K.B. Ganesh Kumar’s strategy of starving film societies of funds seems to have worked.

Update: 2013-12-07 11:13 GMT
A blown-up photograph of Nelson Mandela was put up in various parts of the Kairali-Sree-Nila complex on Friday. IFFK represents films from the third world and Mandela's South Africa has a substantial representation. -DC

Thiruvananthapuram: Former cinema minister K.B. Ganesh Kumar’s strategy of starving film societies of funds seems to have worked. The Federation of Film Societies of India (FFSI) has been forced to abandon the parallel Open Forum which it had started last year in rebellion against Ganesh’s despotic move to end the official Forum.

“The societies have been deprived of government grants since last year. As a result they are short of funds and the FFSI has run up huge debts after the conduct of Signs (a documentary fest) this year,” said film critic C.S. Venkiteswaran, who was part of the parallel forum. “Without money I don’t know how the organizers are going to conduct the parallel Open Forum,” he added.
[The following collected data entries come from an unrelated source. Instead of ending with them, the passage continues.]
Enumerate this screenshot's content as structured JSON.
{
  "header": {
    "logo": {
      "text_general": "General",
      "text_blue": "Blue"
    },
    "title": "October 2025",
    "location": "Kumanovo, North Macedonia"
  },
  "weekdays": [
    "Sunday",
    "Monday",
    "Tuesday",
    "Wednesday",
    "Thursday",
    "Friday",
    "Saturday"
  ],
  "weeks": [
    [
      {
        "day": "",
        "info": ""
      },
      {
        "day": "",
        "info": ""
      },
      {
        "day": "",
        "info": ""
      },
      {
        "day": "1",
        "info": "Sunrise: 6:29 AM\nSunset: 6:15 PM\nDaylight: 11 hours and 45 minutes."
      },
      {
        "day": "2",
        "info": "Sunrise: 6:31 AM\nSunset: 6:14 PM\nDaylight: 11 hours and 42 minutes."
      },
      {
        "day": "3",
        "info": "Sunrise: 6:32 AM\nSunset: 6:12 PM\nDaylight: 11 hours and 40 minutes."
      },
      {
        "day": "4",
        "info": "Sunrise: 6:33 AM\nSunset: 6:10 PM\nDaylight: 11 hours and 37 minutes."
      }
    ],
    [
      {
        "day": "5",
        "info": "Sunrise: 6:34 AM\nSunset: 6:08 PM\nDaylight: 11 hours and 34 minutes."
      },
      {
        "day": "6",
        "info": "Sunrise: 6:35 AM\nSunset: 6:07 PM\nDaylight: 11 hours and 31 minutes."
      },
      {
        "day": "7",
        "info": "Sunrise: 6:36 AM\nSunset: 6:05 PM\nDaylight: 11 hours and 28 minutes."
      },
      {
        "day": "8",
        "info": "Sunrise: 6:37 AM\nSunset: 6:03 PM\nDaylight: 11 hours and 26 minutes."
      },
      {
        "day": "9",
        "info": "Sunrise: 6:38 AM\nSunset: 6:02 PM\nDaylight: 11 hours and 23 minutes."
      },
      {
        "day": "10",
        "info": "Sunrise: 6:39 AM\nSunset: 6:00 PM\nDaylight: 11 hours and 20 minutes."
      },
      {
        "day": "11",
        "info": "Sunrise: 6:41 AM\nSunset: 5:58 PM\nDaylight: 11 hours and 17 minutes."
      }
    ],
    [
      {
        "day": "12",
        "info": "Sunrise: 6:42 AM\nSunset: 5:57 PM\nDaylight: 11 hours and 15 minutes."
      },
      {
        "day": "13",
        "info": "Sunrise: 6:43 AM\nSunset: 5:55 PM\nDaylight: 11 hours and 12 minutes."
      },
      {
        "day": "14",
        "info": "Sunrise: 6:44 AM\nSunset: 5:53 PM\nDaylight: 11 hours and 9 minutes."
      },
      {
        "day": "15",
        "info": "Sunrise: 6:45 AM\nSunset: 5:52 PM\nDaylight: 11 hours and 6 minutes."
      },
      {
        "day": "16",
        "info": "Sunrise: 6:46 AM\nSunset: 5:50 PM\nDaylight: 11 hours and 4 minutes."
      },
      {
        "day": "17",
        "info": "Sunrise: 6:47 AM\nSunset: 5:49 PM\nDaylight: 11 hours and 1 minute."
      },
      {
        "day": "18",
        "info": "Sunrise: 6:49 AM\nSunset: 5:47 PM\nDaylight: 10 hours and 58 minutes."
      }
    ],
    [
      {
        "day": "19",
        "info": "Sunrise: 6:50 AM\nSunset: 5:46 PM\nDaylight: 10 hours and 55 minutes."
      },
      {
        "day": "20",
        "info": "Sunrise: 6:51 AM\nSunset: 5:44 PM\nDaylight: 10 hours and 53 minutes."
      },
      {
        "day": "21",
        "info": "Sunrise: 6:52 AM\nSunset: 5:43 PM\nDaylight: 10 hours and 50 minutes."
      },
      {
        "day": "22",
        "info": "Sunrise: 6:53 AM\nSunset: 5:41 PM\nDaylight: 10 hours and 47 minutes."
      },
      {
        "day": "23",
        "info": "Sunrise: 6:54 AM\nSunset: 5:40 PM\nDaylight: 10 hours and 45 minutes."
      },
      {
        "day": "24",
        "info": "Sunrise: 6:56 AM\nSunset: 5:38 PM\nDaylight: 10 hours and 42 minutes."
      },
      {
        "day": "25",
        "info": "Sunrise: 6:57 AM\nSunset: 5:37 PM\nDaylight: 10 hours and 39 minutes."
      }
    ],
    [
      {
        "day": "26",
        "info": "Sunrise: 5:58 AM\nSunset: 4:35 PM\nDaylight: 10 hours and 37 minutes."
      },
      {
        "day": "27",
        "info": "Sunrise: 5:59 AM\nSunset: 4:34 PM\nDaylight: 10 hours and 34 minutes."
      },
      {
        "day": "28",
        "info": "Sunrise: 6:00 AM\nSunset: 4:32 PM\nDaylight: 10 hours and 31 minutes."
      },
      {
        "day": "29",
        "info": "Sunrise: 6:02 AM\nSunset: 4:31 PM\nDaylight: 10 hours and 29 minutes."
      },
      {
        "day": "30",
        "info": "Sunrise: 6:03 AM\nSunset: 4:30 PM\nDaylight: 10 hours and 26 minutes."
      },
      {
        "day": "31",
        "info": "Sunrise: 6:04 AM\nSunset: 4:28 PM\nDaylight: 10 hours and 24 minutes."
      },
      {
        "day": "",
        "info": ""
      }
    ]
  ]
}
Last year, the Open Forum was launched with as much defiance as possible. The shamiana was erected on a plot right next to the main IFFK venue. The organizers also roped in Adoor Gopalakrishnan to inaugurate the Forum. And it was named PG Pavilion after the Marxist ideologue P. Govinda Pillai. And the ‘PG Pavilion’ opened with a PG Memorial Lecture  the day IFFK’s official ‘Discussion Forum’ was inaugurated.

When Adoor suggested that the new forum was a supportive and not a critical forum, the PG Pavilion organizers disagreed vehemently. “This should be seen as a rebel forum. The refusal to conduct an Open Forum at the IFFK this year was part of the state’s efforts to deny public spaces for the common man,” a participant said.

PG’s name was used for the pavilion to evoke the glory days of the ‘Open Forum’. PG’s debate on Marxism with Polish filmmaker Krzysztof Zanussi at the Open Forum in 1998 had made international headlines and gave the ‘Open Forum’ an ideological appeal.

The Kerala chapter of FFSI introduced Open Forum at the International Film Festival of India in Thiruvananthapuram in 1988. It became so popular that the concept was replicated elsewhere. Even in Goa, it is the FFSI that conducts the Open Forum.